To do fitness sharing, you would have to define your own shared fitness function that depends on the entire population.
Assuming you already defined a fitness
function, you could do the following:
from scipy.spatial import distance_matrix
def sharing(distance, sigma, alpha):
res = 0
if distance<sigma:
res += 1 - (distance/sigma)**alpha
return res
def shared_fitness(individual, population, sigma, alpha):
num = fitness(individual)[0]
dists = distance_matrix([individual], population)[0]

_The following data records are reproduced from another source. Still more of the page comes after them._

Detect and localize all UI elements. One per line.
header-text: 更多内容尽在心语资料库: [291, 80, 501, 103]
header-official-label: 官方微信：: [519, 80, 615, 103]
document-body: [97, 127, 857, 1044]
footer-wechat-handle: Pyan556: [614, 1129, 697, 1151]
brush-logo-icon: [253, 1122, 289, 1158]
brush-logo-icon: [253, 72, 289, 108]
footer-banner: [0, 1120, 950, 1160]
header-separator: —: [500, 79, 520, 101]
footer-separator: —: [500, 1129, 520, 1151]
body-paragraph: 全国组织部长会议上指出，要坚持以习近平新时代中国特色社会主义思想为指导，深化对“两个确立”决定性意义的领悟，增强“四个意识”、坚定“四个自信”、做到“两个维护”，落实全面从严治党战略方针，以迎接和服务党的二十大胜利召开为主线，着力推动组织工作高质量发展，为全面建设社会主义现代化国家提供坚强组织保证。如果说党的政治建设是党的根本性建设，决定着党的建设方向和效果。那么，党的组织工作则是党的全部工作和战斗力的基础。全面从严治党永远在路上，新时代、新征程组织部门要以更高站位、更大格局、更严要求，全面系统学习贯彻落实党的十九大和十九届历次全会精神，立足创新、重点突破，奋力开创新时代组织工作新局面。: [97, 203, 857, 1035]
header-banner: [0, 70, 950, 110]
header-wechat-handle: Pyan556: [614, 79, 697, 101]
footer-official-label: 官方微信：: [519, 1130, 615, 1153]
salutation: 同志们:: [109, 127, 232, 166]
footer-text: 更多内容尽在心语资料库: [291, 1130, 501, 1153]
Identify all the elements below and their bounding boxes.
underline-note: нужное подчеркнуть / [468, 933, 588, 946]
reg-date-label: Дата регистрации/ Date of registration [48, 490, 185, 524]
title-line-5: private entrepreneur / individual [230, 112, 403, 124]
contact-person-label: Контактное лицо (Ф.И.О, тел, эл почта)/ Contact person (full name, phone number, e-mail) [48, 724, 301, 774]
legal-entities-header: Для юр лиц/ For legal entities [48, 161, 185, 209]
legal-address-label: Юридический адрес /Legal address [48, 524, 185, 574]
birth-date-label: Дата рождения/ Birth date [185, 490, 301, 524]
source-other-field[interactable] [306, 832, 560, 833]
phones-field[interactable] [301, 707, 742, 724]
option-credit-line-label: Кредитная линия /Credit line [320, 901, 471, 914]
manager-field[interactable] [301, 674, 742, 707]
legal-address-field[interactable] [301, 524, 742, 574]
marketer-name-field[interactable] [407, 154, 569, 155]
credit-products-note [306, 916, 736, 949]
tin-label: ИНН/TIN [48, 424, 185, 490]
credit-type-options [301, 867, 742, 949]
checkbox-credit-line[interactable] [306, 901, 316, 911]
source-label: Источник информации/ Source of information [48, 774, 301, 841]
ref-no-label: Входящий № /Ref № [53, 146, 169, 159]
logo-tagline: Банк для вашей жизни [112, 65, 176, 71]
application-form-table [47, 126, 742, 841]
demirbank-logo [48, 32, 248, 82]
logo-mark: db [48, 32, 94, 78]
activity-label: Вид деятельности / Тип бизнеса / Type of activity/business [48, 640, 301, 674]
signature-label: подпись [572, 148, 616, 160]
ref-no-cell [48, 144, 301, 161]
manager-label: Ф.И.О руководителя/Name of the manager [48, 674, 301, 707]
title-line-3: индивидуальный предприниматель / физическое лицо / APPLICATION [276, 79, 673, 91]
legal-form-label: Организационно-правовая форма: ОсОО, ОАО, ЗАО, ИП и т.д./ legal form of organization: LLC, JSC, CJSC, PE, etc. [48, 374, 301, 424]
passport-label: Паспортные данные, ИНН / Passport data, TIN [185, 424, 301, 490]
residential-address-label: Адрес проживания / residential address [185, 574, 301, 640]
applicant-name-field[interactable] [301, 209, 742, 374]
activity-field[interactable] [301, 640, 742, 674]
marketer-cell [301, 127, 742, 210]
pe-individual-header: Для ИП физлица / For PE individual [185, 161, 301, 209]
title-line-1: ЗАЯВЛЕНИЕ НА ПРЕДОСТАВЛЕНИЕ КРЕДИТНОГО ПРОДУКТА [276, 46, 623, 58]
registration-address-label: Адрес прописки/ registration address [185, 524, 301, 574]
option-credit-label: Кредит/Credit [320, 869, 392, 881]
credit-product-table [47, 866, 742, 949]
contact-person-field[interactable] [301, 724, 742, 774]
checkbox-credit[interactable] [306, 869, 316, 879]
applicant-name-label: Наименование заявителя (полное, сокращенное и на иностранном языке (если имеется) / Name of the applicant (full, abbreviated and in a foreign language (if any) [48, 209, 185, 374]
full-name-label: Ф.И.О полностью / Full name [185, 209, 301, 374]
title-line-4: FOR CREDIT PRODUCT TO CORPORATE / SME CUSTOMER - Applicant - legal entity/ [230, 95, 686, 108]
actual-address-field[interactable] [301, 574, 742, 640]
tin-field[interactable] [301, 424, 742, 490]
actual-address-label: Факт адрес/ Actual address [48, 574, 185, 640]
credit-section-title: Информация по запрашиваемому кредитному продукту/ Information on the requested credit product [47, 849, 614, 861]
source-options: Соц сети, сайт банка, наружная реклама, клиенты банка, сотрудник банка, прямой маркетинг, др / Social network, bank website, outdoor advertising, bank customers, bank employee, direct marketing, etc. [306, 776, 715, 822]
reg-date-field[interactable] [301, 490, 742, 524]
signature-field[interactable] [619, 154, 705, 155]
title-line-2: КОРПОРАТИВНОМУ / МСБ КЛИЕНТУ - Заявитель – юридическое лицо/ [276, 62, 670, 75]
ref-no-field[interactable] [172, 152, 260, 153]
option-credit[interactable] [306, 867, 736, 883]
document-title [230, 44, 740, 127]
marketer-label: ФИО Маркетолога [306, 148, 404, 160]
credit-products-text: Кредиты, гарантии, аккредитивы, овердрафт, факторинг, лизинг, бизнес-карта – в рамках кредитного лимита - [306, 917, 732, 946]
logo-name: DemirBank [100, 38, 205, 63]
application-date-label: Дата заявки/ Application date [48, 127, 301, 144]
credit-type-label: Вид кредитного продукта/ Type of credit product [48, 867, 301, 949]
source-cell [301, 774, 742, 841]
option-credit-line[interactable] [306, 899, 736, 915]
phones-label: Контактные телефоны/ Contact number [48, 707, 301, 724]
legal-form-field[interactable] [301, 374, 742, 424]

tmp = [sharing(d, sigma, alpha) for d in dists]
den = sum(tmp)
return num/den,
This shared fitness will favor individuals with fewer neighbors. sigma
is the radius in which neighbors will penalize an individual's shared fitness. If sigma
is bigger, then your niches will be further away, and you risk missing a local maximum. If sigma
is smaller, you need a larger population, and your algorithm will take longer to run. alpha
indicates how strong the penalization for nearby neighbors is.
This shared fitness can then be registered in your toolbox like a regular fitness.
population = toolbox.population()
toolbox.register('evaluate', shared_fitness, population=population, sigma=0.1, alpha=1.)
After that, you can use a standard algorithm like $\mu + \lambda$, that will select offspring based on their fitness, to get niching.